The sqrt program also illustrates that the simple procedural language we have introduced so far is sufficient for writing any purely numerical program that one could write in, say, C or Pascal. This might seem surprising, since we have not included in our language any iterative (looping) constructs that direct the computer to do something over and over again. sqrt/2, on the other hand, demonstrates how iteration can be accomplished using no special construct other than the ordinary ability to call a function.7


Declarative and imperative descriptions are intimately related, as indeed are mathematics and computer science. For instance, to say that the answer produced by a program is "correct" is to make a declarative statement about the program. There is a large amount of research aimed at establishing techniques for proving that programs are correct, and much of the technical difficulty of this subject has to do with negotiating the transition between imperative statements (from which programs are constructed) and declarative statements (which can be used to deduce things). In a related vein, an important current area in programming-language design is the exploration of so-called very high-level languages, in which one actually programs in terms of declarative statements. The idea is to make interpreters sophisticated enough so that, given "what is" knowledge specified by the programmer, they can generate "how to" knowledge automatically. This cannot be done in general, but there are important areas where progress has been made. We shall revisit this idea in chapter 12.
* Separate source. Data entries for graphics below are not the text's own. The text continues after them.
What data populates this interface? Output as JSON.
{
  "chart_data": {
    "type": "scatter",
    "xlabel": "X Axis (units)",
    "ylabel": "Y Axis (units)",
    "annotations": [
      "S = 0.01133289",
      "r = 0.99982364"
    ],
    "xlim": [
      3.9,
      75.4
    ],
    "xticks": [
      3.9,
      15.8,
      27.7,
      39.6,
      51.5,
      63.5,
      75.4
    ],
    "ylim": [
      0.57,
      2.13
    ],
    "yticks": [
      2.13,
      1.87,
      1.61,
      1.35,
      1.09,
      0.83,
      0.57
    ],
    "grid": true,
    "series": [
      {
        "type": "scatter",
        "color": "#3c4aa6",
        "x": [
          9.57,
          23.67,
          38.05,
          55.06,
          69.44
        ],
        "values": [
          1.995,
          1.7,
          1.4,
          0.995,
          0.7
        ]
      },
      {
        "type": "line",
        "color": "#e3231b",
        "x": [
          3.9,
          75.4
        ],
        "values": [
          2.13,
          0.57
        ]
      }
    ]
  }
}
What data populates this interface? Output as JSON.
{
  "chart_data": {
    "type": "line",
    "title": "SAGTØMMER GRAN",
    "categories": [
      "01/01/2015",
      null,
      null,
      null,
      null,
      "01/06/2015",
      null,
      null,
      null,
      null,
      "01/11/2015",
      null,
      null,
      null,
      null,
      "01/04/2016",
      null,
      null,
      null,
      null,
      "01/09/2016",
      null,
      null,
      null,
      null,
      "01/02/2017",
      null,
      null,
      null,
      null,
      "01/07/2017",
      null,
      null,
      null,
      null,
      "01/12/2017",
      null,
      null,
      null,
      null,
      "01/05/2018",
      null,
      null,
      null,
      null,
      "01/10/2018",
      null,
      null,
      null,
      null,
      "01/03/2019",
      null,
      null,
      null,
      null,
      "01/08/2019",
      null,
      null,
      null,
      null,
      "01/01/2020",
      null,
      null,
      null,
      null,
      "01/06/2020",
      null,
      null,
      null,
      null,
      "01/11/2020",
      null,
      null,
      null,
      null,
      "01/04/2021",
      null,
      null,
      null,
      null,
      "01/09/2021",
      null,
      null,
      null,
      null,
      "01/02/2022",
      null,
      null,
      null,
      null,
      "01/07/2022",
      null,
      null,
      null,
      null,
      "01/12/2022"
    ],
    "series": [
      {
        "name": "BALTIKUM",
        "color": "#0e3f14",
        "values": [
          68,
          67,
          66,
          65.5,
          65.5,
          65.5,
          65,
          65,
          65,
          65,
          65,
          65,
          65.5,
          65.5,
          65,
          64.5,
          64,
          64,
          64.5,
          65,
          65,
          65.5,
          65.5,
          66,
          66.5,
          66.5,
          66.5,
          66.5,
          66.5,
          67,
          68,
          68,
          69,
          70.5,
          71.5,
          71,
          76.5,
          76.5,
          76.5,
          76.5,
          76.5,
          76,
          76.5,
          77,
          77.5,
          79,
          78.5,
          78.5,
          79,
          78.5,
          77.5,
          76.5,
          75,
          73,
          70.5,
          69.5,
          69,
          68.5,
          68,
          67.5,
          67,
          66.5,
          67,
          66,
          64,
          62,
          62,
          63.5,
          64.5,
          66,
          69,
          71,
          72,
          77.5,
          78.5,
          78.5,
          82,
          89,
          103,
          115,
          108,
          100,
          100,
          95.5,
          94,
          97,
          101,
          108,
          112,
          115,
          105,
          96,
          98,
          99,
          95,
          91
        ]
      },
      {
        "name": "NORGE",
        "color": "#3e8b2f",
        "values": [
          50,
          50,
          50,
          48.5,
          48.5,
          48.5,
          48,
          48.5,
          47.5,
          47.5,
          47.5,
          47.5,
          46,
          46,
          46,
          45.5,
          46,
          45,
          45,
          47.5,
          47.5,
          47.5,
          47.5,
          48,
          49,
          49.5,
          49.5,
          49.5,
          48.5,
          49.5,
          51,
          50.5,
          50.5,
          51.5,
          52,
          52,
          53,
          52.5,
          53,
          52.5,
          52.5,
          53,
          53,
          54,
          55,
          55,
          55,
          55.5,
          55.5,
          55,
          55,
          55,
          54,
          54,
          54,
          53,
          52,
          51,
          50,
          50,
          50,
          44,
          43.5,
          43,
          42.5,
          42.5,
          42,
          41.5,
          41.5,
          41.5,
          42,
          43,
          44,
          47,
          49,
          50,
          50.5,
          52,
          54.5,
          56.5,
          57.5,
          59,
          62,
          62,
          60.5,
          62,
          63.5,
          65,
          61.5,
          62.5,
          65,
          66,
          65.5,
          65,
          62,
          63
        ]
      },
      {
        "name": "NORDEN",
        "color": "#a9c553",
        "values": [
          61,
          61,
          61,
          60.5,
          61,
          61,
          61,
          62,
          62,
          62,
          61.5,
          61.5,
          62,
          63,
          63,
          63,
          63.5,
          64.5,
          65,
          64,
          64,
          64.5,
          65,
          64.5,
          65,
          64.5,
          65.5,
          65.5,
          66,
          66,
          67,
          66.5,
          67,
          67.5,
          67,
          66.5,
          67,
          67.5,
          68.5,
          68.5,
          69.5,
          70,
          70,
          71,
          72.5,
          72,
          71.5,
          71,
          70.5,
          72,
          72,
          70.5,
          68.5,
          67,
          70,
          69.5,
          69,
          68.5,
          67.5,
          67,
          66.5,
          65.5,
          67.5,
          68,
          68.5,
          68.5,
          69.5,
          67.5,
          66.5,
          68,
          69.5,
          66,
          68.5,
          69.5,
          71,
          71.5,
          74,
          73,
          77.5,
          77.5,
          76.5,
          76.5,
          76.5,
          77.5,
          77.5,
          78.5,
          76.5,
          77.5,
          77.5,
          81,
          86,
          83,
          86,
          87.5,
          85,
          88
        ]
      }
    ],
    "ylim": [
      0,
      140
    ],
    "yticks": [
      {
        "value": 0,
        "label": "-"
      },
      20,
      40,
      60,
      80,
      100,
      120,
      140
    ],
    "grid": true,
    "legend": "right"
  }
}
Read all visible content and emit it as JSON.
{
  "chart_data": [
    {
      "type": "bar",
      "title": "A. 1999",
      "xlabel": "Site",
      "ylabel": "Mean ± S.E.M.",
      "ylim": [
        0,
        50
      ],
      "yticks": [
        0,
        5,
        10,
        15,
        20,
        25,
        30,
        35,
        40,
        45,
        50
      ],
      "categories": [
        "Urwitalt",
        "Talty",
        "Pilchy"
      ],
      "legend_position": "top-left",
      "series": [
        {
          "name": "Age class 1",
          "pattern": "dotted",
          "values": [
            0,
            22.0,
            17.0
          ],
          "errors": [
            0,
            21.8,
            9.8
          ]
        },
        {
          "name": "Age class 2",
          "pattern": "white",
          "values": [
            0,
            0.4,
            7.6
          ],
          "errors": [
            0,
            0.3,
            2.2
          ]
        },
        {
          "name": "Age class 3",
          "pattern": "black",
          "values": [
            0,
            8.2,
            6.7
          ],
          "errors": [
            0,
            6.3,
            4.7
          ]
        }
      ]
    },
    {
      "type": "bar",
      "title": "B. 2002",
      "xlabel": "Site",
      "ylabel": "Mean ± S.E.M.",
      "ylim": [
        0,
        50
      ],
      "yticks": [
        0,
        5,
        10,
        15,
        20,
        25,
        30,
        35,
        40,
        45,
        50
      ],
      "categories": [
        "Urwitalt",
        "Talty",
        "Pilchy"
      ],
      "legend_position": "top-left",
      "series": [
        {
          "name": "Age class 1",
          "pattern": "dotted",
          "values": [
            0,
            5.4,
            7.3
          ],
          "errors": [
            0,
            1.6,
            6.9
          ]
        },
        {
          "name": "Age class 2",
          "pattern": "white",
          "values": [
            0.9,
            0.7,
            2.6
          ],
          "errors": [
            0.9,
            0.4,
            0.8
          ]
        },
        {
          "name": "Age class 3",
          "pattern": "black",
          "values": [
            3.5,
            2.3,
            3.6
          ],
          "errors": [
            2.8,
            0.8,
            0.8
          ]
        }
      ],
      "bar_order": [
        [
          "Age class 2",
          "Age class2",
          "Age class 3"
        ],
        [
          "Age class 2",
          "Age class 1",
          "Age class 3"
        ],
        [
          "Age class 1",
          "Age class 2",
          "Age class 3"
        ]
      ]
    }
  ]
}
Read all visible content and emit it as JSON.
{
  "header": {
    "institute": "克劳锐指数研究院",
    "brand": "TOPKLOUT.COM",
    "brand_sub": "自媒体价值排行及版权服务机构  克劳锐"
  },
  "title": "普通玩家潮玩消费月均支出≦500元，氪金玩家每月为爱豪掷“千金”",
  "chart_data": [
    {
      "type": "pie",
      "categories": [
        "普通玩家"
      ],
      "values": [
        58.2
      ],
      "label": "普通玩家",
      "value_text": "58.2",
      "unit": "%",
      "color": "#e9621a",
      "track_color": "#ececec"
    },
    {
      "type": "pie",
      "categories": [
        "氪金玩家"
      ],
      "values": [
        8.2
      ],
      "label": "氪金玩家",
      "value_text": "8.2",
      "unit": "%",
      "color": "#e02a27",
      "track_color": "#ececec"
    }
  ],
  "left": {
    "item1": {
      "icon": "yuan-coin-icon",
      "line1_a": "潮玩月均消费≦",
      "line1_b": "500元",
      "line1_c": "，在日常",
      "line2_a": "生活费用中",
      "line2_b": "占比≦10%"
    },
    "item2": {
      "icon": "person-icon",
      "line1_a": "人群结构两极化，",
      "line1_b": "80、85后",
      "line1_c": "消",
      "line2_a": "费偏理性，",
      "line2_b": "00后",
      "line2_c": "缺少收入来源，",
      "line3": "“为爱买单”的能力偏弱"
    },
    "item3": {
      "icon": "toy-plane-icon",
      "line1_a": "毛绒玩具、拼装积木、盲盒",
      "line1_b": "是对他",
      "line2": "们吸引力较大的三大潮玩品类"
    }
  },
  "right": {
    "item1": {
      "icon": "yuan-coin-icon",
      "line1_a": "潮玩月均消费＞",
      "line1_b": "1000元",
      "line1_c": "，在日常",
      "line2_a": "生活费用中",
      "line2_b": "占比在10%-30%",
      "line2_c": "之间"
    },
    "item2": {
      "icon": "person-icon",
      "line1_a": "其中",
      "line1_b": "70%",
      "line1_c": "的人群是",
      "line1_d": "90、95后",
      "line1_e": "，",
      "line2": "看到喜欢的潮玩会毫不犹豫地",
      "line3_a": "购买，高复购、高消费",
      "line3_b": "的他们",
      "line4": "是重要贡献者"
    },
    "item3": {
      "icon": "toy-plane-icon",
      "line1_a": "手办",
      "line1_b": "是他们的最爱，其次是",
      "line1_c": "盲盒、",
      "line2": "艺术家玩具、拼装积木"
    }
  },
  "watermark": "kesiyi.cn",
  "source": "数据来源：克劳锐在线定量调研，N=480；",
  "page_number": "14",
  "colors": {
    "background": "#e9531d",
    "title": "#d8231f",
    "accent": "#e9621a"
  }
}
This square-root algorithm is actually a special case of Newton's method, which is a general technique for finding roots of equations. The square-root algorithm itself was developed by Heron of Alexandria in the first century A.D. We will see how to express the general Newton's method as a Lisp function in the section Functions as Returned Values.


We will usually give predicates names ending with question marks, to help us remember that they are predicates. This is just a stylistic convention. As far as the interpreter is concerned, the question mark is just an ordinary character.


We could also have expressed our initial guess as an integer. As with many Lisp implementations, LFE will convert an integer to a float if an operation (such as division) would result in a non-integer. The first two editions of this text, however, used MIT Scheme and not LFE. MIT Scheme did distinguish between exact integers and decimal values, and dividing two integers produces a rational number rather than a decimal. For example, dividing 10 by 6 yielded $$\frac{5}{3}$$, while dividing 10.0 by 6.0 yielded 1.6666666666666667. (We will learn how to implement arithmetic on rational numbers in the section Example: Arithmetic Operations for Rational Numbers.) In MIT Scheme, if the initial guess had been an integer and the passed argument $$x$$ was an integer, all subsequent values produced in the square-root computation would have been rational numbers rather than decimals. Mixed operations on rational numbers and decimals always yielded decimals, so starting with an initial guess that was a decimal forced all subsequent values to be decimals.


Not only is this common practice in Erlang and LFE, but it is considered good style.If two functions of differing arity share the same name it is understood that they should be designed to solve the same problem.


Due to the fact that functions of different arity may share the same name, to correctly identify a function, we need to refer to its arity. This is done with a "slash" (/) after the function name, followed by the number representing the function's arity, for example, average/2 or sqrt/1.


Readers who are worried about the efficiency issues involved in using function calls to implement iteration should note the remarks on "tail recursion" in the section Linear Recursion and Iteration.